Thrift Heading to Apache — w00t! but not why you think.

0 comments

Posted on 28th November 2007 by jeff in Product Strategy

,

This afternoon Mark Slee of Facebook made it semi-official: it is Facebook’s intention to place Thrift into the Apache incubator.

For those of you not familiar with Thrift, I’ll quote Mark:

it’s a lightweight system for cross-language programming using code-generation, RPC, and object serialization. It’s designed first and foremost to provide high performance in real-time environments (i.e. Facebook’s backend, no surprises there).

We’ve been experimenting with Thrift a bit and it’s pretty cool. Some interesting parties playing with Thrift like Powerset and the Persai guys. Not to mention it powers Facebook. As a result, it is worth some experimentation. I have a draft posting of  building Thrift on OS X which is a little bit of an adventure. I’ll post it once it will actually be useful to anyone.

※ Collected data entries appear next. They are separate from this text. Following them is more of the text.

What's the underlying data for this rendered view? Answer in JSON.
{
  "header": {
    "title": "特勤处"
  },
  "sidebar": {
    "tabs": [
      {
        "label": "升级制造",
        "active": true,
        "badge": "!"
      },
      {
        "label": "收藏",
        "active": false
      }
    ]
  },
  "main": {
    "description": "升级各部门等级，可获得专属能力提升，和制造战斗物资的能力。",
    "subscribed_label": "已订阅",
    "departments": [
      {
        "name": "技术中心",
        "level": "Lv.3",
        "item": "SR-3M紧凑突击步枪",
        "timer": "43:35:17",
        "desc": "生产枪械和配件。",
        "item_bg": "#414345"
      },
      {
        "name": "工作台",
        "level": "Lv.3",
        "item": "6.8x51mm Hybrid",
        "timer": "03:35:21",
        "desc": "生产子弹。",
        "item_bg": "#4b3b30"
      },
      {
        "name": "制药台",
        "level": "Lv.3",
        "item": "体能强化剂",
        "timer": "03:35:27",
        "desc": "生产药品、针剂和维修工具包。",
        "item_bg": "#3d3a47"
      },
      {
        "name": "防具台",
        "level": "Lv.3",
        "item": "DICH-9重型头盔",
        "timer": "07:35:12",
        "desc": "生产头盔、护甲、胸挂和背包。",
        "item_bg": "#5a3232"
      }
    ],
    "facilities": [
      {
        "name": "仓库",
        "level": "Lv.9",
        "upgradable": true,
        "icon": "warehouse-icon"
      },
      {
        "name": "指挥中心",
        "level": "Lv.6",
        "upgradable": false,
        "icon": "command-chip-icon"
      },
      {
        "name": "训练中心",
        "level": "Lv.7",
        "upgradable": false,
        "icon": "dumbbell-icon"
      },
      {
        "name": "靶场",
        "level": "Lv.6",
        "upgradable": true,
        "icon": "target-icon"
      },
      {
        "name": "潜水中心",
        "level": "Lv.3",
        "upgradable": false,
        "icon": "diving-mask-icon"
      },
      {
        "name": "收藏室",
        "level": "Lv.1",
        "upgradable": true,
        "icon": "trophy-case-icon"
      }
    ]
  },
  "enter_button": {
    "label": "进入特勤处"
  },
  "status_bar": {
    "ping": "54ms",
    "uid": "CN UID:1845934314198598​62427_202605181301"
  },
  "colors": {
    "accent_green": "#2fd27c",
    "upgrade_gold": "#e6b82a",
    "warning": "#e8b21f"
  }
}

The real reason I’m excited about Thrift heading to Apache is that it’s the basis of what I think is possibly the coolest technology around right now — Thrudb. Thrudb is a framework for document oriented database services and is the brainchild of Jake Luciani of 3rd Rail. You can see Thrudb in action at JunkDepot. Jake has a nice write up on Thrudb on the 3rd Rail blog.

Check it out for yourself and thanks and kudos to Jake.